O
general que confunde invernos e entraria em mais frias que Napoleão não se
lembrou de comprar seringas
Quando
William Shakespeare tomou sua vacina no histórico 8 de dezembro, confesso que o
invejei. A primeira coisa que me veio à cabeça foi abraçar, depois de tantos
meses, minha filha que vive longe daqui. Imaginei imediatamente quantos abraços
e beijos estão congelados a 70 graus negativos, esperando o momento da vacina.
Mas
aqui, caro Shakespeare, a vacina ainda é sonho de uma noite de verão. Gostaria
também de voltar à estrada, passar longos dias no mato, voltar ao escurecer,
com os curiangos voando diante do para-brisa, as primeiras luzes se acendendo
na periferia da pequena cidade.
Aqui,
William, somos reféns de um governo obscurantista, que não só negou a Covid-19,
como o governo britânico no início, mas, ao contrário dele, nunca mudou de
posição.
Não
vou te cansar com detalhes biográficos. Para quem conheceu Hamlet, o nome Bolsonaro
e seus dramas acabariam aborrecendo pela vulgaridade.
O
fato é que ele acredita mais num remédio do que na vacina contra o coronavírus.
Primeiro, importou da Índia insumos para hidroxicloroquina, e ela encalhou nos
laboratórios do Exército. Depois, ao lado um astronauta, investiu milhões em
pesquisa sobre um vermífugo chamado Anitta. Fracasso.
Ele
escolheu um general para comandar essa guerra. É um especialista em logística
que deixa milhões de testes contra Covid-19 adormecidos num galpão de São Paulo.
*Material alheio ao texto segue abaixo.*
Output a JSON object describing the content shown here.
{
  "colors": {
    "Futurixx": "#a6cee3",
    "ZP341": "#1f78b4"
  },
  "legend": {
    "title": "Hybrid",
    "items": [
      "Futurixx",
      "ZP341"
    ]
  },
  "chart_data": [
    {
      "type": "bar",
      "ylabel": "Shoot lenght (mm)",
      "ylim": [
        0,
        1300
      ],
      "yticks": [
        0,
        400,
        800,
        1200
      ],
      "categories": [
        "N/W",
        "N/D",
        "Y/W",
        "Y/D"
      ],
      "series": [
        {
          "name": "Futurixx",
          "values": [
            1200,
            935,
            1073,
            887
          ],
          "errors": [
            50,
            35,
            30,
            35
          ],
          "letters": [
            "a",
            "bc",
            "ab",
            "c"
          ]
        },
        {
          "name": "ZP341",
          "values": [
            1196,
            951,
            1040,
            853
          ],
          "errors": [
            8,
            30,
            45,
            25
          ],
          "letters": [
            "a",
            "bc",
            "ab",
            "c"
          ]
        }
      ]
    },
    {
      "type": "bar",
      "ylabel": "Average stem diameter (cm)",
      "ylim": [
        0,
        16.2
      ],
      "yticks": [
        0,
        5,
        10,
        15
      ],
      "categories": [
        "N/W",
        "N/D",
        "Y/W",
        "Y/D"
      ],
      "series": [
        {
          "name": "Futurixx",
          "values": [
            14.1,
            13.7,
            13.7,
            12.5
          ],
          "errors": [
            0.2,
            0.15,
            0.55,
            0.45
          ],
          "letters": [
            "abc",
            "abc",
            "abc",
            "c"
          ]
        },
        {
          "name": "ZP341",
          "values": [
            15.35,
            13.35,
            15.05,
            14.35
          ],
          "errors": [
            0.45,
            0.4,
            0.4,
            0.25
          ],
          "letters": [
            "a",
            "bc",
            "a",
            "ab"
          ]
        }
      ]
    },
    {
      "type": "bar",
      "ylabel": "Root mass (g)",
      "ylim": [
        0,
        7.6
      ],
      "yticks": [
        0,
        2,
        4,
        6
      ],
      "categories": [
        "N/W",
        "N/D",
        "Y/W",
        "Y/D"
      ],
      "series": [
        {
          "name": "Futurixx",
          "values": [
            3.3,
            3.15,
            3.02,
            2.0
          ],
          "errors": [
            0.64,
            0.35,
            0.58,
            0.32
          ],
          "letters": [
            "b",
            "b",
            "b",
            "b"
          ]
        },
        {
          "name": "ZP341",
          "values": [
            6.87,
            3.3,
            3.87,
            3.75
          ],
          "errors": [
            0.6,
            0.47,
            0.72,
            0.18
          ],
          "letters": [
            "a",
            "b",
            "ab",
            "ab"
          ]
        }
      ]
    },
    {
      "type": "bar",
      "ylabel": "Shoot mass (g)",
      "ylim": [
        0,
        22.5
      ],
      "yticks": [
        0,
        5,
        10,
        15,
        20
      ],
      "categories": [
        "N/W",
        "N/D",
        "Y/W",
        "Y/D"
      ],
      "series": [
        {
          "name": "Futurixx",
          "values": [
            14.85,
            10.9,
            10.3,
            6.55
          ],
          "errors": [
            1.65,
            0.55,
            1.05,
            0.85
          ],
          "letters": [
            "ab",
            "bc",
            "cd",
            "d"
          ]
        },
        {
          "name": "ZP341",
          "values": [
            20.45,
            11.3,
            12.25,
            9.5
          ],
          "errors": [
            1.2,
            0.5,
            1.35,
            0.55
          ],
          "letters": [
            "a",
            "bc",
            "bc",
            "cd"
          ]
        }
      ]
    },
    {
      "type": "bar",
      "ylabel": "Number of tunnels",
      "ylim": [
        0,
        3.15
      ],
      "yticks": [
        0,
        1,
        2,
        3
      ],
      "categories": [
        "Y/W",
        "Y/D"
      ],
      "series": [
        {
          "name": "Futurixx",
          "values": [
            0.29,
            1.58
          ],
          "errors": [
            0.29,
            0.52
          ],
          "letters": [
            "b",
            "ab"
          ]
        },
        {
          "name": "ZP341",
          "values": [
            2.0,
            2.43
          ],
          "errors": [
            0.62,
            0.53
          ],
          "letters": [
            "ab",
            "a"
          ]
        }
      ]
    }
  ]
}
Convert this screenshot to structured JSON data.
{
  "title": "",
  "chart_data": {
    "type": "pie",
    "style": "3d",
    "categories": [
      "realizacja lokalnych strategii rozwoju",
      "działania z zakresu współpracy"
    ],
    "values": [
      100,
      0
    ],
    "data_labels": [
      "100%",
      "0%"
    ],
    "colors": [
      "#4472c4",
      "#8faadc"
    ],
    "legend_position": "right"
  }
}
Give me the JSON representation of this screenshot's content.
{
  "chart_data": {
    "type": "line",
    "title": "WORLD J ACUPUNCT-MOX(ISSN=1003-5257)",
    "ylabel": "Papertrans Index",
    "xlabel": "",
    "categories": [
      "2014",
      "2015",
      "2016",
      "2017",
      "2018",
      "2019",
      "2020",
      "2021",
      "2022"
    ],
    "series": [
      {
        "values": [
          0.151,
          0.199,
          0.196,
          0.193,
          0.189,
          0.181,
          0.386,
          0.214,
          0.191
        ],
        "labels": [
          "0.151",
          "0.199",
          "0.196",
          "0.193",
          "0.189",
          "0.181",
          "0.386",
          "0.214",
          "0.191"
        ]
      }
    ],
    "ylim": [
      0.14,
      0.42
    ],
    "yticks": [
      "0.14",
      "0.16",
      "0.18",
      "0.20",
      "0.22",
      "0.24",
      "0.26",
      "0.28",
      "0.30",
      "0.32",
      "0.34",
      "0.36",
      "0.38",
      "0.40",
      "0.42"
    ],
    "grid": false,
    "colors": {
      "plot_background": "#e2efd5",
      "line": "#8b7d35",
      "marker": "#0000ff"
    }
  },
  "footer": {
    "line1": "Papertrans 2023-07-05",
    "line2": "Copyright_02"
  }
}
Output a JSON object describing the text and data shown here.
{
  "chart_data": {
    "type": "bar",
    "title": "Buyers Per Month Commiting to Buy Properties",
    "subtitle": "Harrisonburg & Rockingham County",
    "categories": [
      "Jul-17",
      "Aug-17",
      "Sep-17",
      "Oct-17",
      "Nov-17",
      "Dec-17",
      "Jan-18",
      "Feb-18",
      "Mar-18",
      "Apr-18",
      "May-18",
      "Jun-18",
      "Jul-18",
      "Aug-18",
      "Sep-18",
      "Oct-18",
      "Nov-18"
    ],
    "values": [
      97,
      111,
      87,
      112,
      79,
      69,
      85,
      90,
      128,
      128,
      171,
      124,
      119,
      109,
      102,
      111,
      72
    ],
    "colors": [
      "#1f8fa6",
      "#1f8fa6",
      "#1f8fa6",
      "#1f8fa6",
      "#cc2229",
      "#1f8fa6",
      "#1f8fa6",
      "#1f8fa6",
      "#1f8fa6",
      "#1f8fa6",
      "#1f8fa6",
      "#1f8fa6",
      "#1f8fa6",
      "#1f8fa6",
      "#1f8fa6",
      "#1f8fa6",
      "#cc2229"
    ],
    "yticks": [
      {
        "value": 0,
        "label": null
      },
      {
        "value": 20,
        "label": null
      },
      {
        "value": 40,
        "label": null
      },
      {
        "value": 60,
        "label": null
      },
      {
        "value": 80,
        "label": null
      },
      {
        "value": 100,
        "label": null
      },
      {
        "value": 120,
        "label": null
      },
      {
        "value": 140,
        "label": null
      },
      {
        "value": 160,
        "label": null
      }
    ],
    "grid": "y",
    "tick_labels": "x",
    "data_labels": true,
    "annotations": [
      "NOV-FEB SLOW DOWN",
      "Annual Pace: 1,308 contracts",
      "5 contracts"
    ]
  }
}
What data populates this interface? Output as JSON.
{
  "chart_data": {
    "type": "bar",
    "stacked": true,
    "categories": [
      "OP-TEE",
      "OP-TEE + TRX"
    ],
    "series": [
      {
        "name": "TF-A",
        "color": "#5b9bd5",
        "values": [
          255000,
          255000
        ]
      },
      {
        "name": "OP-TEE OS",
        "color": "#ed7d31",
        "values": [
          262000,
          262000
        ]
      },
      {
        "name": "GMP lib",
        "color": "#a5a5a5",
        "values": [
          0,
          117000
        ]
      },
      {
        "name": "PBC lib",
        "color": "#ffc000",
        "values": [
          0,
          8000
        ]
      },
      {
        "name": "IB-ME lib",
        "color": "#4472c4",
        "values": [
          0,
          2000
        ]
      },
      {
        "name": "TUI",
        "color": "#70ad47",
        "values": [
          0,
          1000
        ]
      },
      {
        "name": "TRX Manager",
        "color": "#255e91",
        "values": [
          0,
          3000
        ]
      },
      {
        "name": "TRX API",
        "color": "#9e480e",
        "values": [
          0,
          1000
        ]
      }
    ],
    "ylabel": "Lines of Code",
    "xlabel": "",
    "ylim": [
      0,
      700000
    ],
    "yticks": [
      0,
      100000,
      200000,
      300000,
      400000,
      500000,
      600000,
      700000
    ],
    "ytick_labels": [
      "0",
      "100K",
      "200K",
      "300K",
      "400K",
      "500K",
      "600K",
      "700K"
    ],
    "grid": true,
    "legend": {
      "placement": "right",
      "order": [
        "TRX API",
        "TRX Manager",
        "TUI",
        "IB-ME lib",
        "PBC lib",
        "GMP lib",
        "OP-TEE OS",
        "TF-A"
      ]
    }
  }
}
Esse general talvez fosse um personagem. Ele acha que o inverno brasileiro do Nordeste coincide com o europeu. E promete comprar vacinas se houver demanda, como se nenhum de nós sonhasse com o seu 8 de dezembro, William.
A
única preocupação do homem que preside o país é que a vacina não seja
obrigatória. Mas como poderia ser, se levaremos mais de um ano para vacinar
todo mundo? Como tornar obrigatório algo que não está disponível. A liberdade
será preservada.
Vejo
nas redes sociais que seus seguidores temem que a vacina, sobretudo as que
trabalham com RNA, possam mudar o código genético. Temem a vacina que você
tomou, a da Pfizer, como se depois dela William Shakespeare deixasse de
escrever e se tornasse lenhador na cidade de Warwick.
O
Brasil talvez seja o único país onde as vacinas têm um peso ideológico. As
chinesas são preteridas pelo governo porque são chinesas, têm o olho apertado e
podem nos transformar numa multidão de fanáticos do comunismo invadindo as ruas
com o livrinho vermelho na mão.
O
general que confunde invernos e entraria em mais frias do que Napoleão não se
lembrou ainda de comprar as seringas e agulhas, dessas que foram usadas aí,
William, nessa terça-feira histórica.
Para
não dizer que tudo aqui é cinzento e sem esperança, registro que podemos ver o
terno e o vestido que o presidente e sua mulher usaram na posse, em 2019. Eles
estão expostos, a entrada é grátis, e foram inaugurados com pompa, discursos
sobre estilo e Jesus Cristo, ou como definir as medidas de um enviado dos céus.
Indiferente
a tudo, o vírus avança. Nada mais fácil do que enlouquecer um país antes de
destruí-lo.
O
governo vai amarrar ao máximo o processo de vacinação, simplesmente porque não
acredita nele. Em 1904 houve uma revolta contra a vacina. Será preciso uma outra
revolta, desta vez para que as vacinas sejam usadas o mais rápido possível.
Será
preciso lutar não só para a retomada econômica, mas para que nossas vidas
sentimentais sejam reatadas como antes. Isso é até secundário, se consideramos
o número de doentes e mortos que o atraso produz.
Contamos
com alguns governadores, o Congresso e o Supremo Tribunal Federal. Não se pode
dizer que sejam rápidos ou solícitos para entrar nessa luta. Mas são o que
temos. Se for necessário, que se faça uma pressão sobre todos. Pode chegar o
momento em que fique claro que não só o vírus, mas a elite burocrática e
política brasileira, é um obstáculo de vida ou morte.
Se
no combate contra um vírus há tanta hesitação, imagino em casos mais graves
como numa guerra. O Exército, que na origem era aliado da ciência, produz um
general obscurantista como Pazuello, o presidente que foi escolhido por milhões
dedica-se a expor numa vitrine iluminada um terno escuro e o vestido que a
mulher usou na posse.
Nem
todos os que se sentem mumificados podem entrar num museu. Há critérios: é
preciso tempo e história, até para um lugar no museu de horrores.